As mentioned earlier, the site is completely dynamic and renders using ASP files. The objective of the code above is to be able to extract the dynamic block of text from the page template. Unfortunately, there does not seem to be a single way of recognizing this block. The three heuristics I used was to check for a regular expression that seems to begin a majority of the texts (in this case the text did not contain line breaks), to check for the contents of a div block with the "text-align" style attribute, and finally to check for lines of longer than 700 characters. The last 2 are true also for disclaimer text (which is constant across all the pages on the site) so I use a phrase from the disclaimer to eliminate text blocks from there. For this I use Scrapy's XPATH API as well as some plain old regex hacking. An output file looks like the following now.

1
 2
 3
 4
 5
 6
 7
 8
 9
10
11
12
13
14
15
16
17
18
{
  category: "Neurosurgery",
  description: "Donec vitae sapien ut libero venenatis faucibus. Nullam quis 
    ante. Etiam sit amet orci eget eros faucibus tincidunt.",
  title: "Donec vitae sapien ut libero",
  text: "Lorem ipsum dolor sit amet, consectetuer adipiscing elit. Aenean 
    commodo ligula eget dolor. Aenean massa. Cum sociis natoque penatibus et 
    magnis dis parturient montes, nascetur ridiculus mus. Donec quam felis, 
    ultricies nec, pellentesque eu, pretium quis, sem. Nulla consequat massa 
    quis enim. Donec pede justo, fringilla vel, aliquet nec, vulputate eget, 
    arcu. In enim justo, rhoncus ut, imperdiet a, venenatis vitae, justo.",
  sample: "Wound Care",
  keywords: [
    "dor fundoplication", 
    "lysis of adhesions", 
    "red rubber catheter"
  ]
}

And thats all I have today. The next step is to analyze these files - I will share if I learn something new or find something interesting. By the way, if you are wondering about the Pig Latin in the examples, its deliberate and done to protect the website I was crawling for this work. The actual text for these examples was generated by this tool.
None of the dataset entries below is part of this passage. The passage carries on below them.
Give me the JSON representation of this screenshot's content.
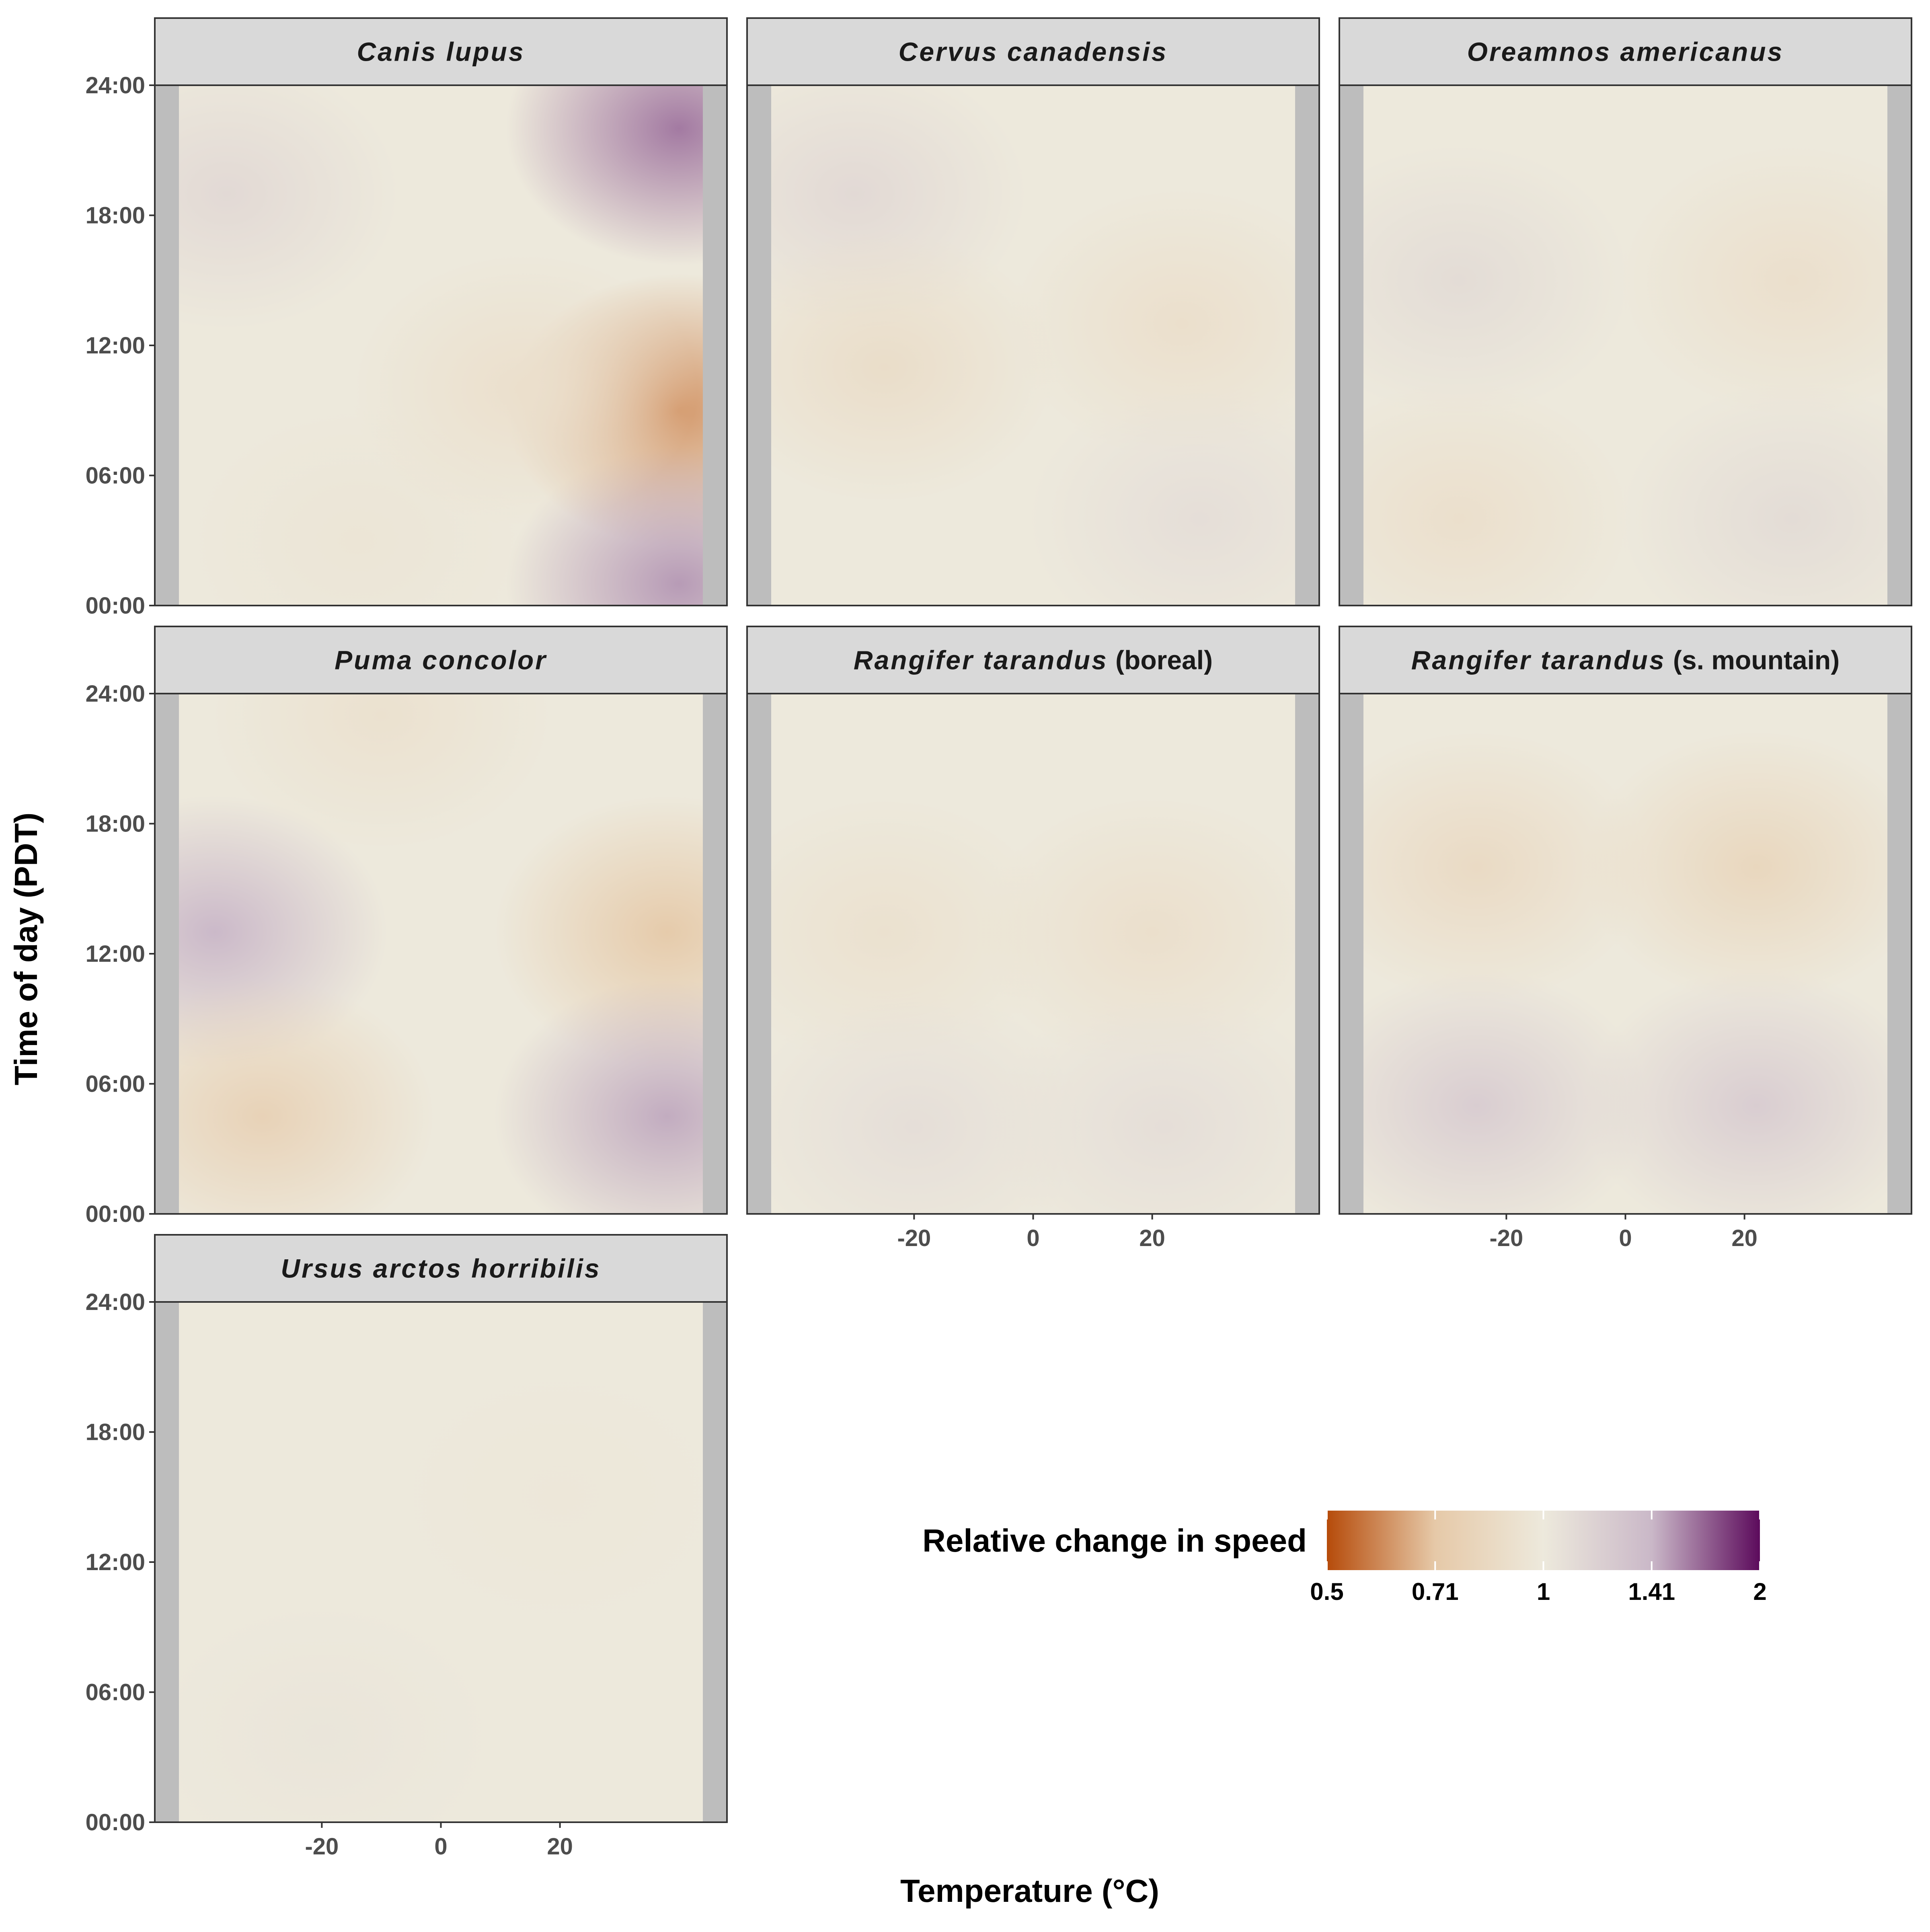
{
  "chart_data": {
    "type": "heatmap",
    "xlabel": "Temperature (°C)",
    "ylabel": "Time of day (PDT)",
    "x_ticks": [
      -20,
      0,
      20
    ],
    "y_ticks": [
      "00:00",
      "06:00",
      "12:00",
      "18:00",
      "24:00"
    ],
    "xlim": [
      -44,
      44
    ],
    "ylim": [
      0,
      24
    ],
    "legend": {
      "title": "Relative change in speed",
      "ticks": [
        "0.5",
        "0.71",
        "1",
        "1.41",
        "2"
      ],
      "colors": [
        "#b64b0a",
        "#e6c9a8",
        "#ede9dc",
        "#cab8c8",
        "#5c0b5c"
      ],
      "placement": "bottom-right"
    },
    "na_color": "#bdbdbd",
    "panels": [
      {
        "name": "Canis lupus",
        "suffix": "",
        "show_x_ticks": false,
        "blobs": [
          {
            "x": 40,
            "y": 9,
            "v": 0.62
          },
          {
            "x": 40,
            "y": 22,
            "v": 1.6
          },
          {
            "x": 40,
            "y": 1,
            "v": 1.5
          },
          {
            "x": -36,
            "y": 19,
            "v": 1.12
          },
          {
            "x": -14,
            "y": 3,
            "v": 0.96
          },
          {
            "x": 14,
            "y": 10,
            "v": 0.9
          }
        ]
      },
      {
        "name": "Cervus canadensis",
        "suffix": "",
        "show_x_ticks": false,
        "blobs": [
          {
            "x": -30,
            "y": 19,
            "v": 1.12
          },
          {
            "x": -25,
            "y": 11,
            "v": 0.88
          },
          {
            "x": 25,
            "y": 13,
            "v": 0.9
          },
          {
            "x": 28,
            "y": 4,
            "v": 1.08
          }
        ]
      },
      {
        "name": "Oreamnos americanus",
        "suffix": "",
        "show_x_ticks": false,
        "blobs": [
          {
            "x": -28,
            "y": 15,
            "v": 1.1
          },
          {
            "x": 28,
            "y": 15,
            "v": 0.9
          },
          {
            "x": -28,
            "y": 4,
            "v": 0.9
          },
          {
            "x": 28,
            "y": 4,
            "v": 1.1
          }
        ]
      },
      {
        "name": "Puma concolor",
        "suffix": "",
        "show_x_ticks": false,
        "blobs": [
          {
            "x": -38,
            "y": 13,
            "v": 1.4
          },
          {
            "x": 38,
            "y": 13,
            "v": 0.72
          },
          {
            "x": -30,
            "y": 4.5,
            "v": 0.78
          },
          {
            "x": 38,
            "y": 4.5,
            "v": 1.45
          },
          {
            "x": -10,
            "y": 23,
            "v": 0.92
          }
        ]
      },
      {
        "name": "Rangifer tarandus",
        "suffix": "(boreal)",
        "show_x_ticks": true,
        "blobs": [
          {
            "x": -25,
            "y": 13,
            "v": 0.92
          },
          {
            "x": 20,
            "y": 13,
            "v": 0.9
          },
          {
            "x": -20,
            "y": 4,
            "v": 1.08
          },
          {
            "x": 22,
            "y": 4,
            "v": 1.08
          }
        ]
      },
      {
        "name": "Rangifer tarandus",
        "suffix": "(s. mountain)",
        "show_x_ticks": true,
        "blobs": [
          {
            "x": -25,
            "y": 16,
            "v": 0.85
          },
          {
            "x": 22,
            "y": 16,
            "v": 0.82
          },
          {
            "x": -25,
            "y": 5,
            "v": 1.22
          },
          {
            "x": 22,
            "y": 5,
            "v": 1.22
          }
        ]
      },
      {
        "name": "Ursus arctos horribilis",
        "suffix": "",
        "show_x_ticks": true,
        "blobs": [
          {
            "x": -20,
            "y": 4,
            "v": 1.03
          },
          {
            "x": 20,
            "y": 15,
            "v": 0.98
          }
        ]
      }
    ]
  }
}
4 comments (moderated to prevent spam):

Anonymous said...

Scrapy is useful for web scrape. Sometimes i use scrapy to web scrape and sometimes i write custom script in php to web scrape.I have created custom web scraper tool to scrape websites like Ebay, Facebook, Yelp and many more.

Sujit Pal said...

Sorry about the delay in publishing your comment, and thanks for the link, this is very cool!

Unknown said...

Hello. Thank you for the wonderful tutorial! I added it to my website's list of great Scrapy-based website crawler tutorials.

Sujit Pal said...

You are welcome and thank you for including my post in your list - you have a very nice collection of scrapy articles on this page.